A Birdseye View of Well-being: Exploring a Multidimensional Measure for the United Kingdom
This paper explores a new approach to capturing well-being and human development in a single, joint multidimensional index that is at once intuitive, rigorous and policy salient. Based on Amartya Sen’s capability approach and the Alkire-Foster method as adapted in Bhutan’s Gross National Happiness Index, the paper presents a new exploratory Multidimensional Well-being Index (MWI) for the United Kingdom. The aim of the paper is twofold: inform the debate on the measurement of well-being, and of human development more generally, and illustrate the added value of a single rigorous metric in the form of an index, as a complementary headline measure to GDP. The MWI presented here follows a subset of the domains and indicators from the official national well-being dashboard for the UK and is constructed from a single wave of Understanding Society (Wave 9) data.

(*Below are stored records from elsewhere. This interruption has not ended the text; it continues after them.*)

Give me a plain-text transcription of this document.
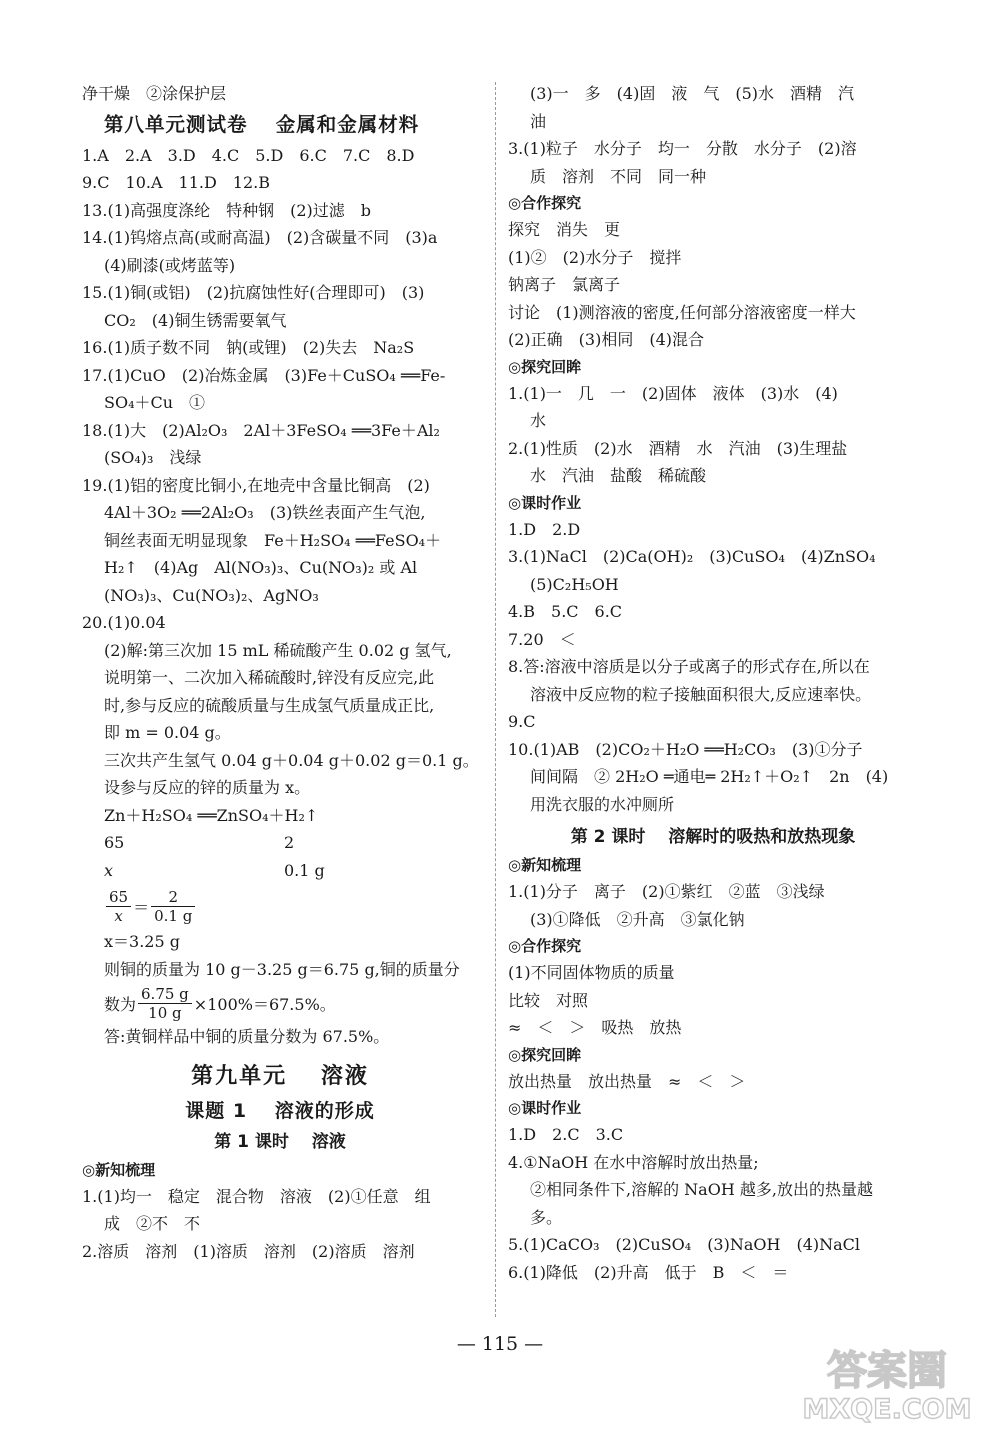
净干燥　②涂保护层
第八单元测试卷　 金属和金属材料
1.A　2.A　3.D　4.C　5.D　6.C　7.C　8.D
9.C　10.A　11.D　12.B
13.(1)高强度涤纶　特种钢　(2)过滤　b
14.(1)钨熔点高(或耐高温)　(2)含碳量不同　(3)a
(4)刷漆(或烤蓝等)
15.(1)铜(或铝)　(2)抗腐蚀性好(合理即可)　(3)
CO₂　(4)铜生锈需要氧气
16.(1)质子数不同　钠(或锂)　(2)失去　Na₂S
17.(1)CuO　(2)冶炼金属　(3)Fe＋CuSO₄ ══Fe-
SO₄＋Cu　①
18.(1)大　(2)Al₂O₃　2Al＋3FeSO₄ ══3Fe＋Al₂
(SO₄)₃　浅绿
19.(1)铝的密度比铜小,在地壳中含量比铜高　(2)
4Al＋3O₂ ══2Al₂O₃　(3)铁丝表面产生气泡,
铜丝表面无明显现象　Fe＋H₂SO₄ ══FeSO₄＋
H₂↑　(4)Ag　Al(NO₃)₃、Cu(NO₃)₂ 或 Al
(NO₃)₃、Cu(NO₃)₂、AgNO₃
20.(1)0.04
(2)解:第三次加 15 mL 稀硫酸产生 0.02 g 氢气,
说明第一、二次加入稀硫酸时,锌没有反应完,此
时,参与反应的硫酸质量与生成氢气质量成正比,
即 m = 0.04 g。
三次共产生氢气 0.04 g＋0.04 g＋0.02 g＝0.1 g。
设参与反应的锌的质量为 x。
Zn＋H₂SO₄ ══ZnSO₄＋H₂↑
65	2
x	0.1 g
$\frac{65}{x} = \frac{2}{0.1 g}$
x＝3.25 g
则铜的质量为 10 g－3.25 g＝6.75 g,铜的质量分
数为 $\frac{6.75 g}{10 g} \times 100\%=67.5\%$。
答:黄铜样品中铜的质量分数为 67.5%。
第九单元　 溶液
课题 1　 溶液的形成
第 1 课时　 溶液
◎新知梳理
1.(1)均一　稳定　混合物　溶液　(2)①任意　组
成　②不　不
2.溶质　溶剂　(1)溶质　溶剂　(2)溶质　溶剂
(3)一　多　(4)固　液　气　(5)水　酒精　汽
油
3.(1)粒子　水分子　均一　分散　水分子　(2)溶
质　溶剂　不同　同一种
◎合作探究
探究　消失　更
(1)②　(2)水分子　搅拌
钠离子　氯离子
讨论　(1)测溶液的密度,任何部分溶液密度一样大
(2)正确　(3)相同　(4)混合
◎探究回眸
1.(1)一　几　一　(2)固体　液体　(3)水　(4)
水
2.(1)性质　(2)水　酒精　水　汽油　(3)生理盐
水　汽油　盐酸　稀硫酸
◎课时作业
1.D　2.D
3.(1)NaCl　(2)Ca(OH)₂　(3)CuSO₄　(4)ZnSO₄
(5)C₂H₅OH
4.B　5.C　6.C
7.20　＜
8.答:溶液中溶质是以分子或离子的形式存在,所以在
溶液中反应物的粒子接触面积很大,反应速率快。
9.C
10.(1)AB　(2)CO₂＋H₂O ══H₂CO₃　(3)①分子
间间隔　② 2H₂O ═通电═ 2H₂↑＋O₂↑　2n　(4)
用洗衣服的水冲厕所
第 2 课时　 溶解时的吸热和放热现象
◎新知梳理
1.(1)分子　离子　(2)①紫红　②蓝　③浅绿
(3)①降低　②升高　③氯化钠
◎合作探究
(1)不同固体物质的质量
比较　对照
≈　＜　＞　吸热　放热
◎探究回眸
放出热量　放出热量　≈　＜　＞
◎课时作业
1.D　2.C　3.C
4.①NaOH 在水中溶解时放出热量;
②相同条件下,溶解的 NaOH 越多,放出的热量越
多。
5.(1)CaCO₃　(2)CuSO₄　(3)NaOH　(4)NaCl
6.(1)降低　(2)升高　低于　B　＜　＝
— 115 —
答案圈
MXQE.COM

Findings are presented at the national level and decomposed by population subgroups and regions to reveal inequalities in well-being across the population. The indicators are data constrained so we recommend the results be interpreted as illustrating a methodology that could be insightful for policy if appropriate indicators were agreed by due process. Results show that 44% the population enjoys satisfactory levels of well-being, but this varies greatly. For instance, across ethnic groups, 53% of white people enjoy favourable well-being, but only 35% of other ethnic groups, and only 27% of people who self-identify as Black African/Caribbean or Black British. Many people report lacking a balanced diet and minimum physical exercise, as well as feeling unhappy, anxious and not feeling satisfied with income or leisure time, that highlights the need for policy focus on these areas if well-being is to be raised and maintained for all.
Citation: Alkire, S. and Kovesdi, F. (2020). ‘A birdseye view of well-being: Exploring a multidimensional measure for the United Kingdom’, OPHI Research in Progress 60a, Oxford Poverty and Human Development Initiative (OPHI), University of Oxford.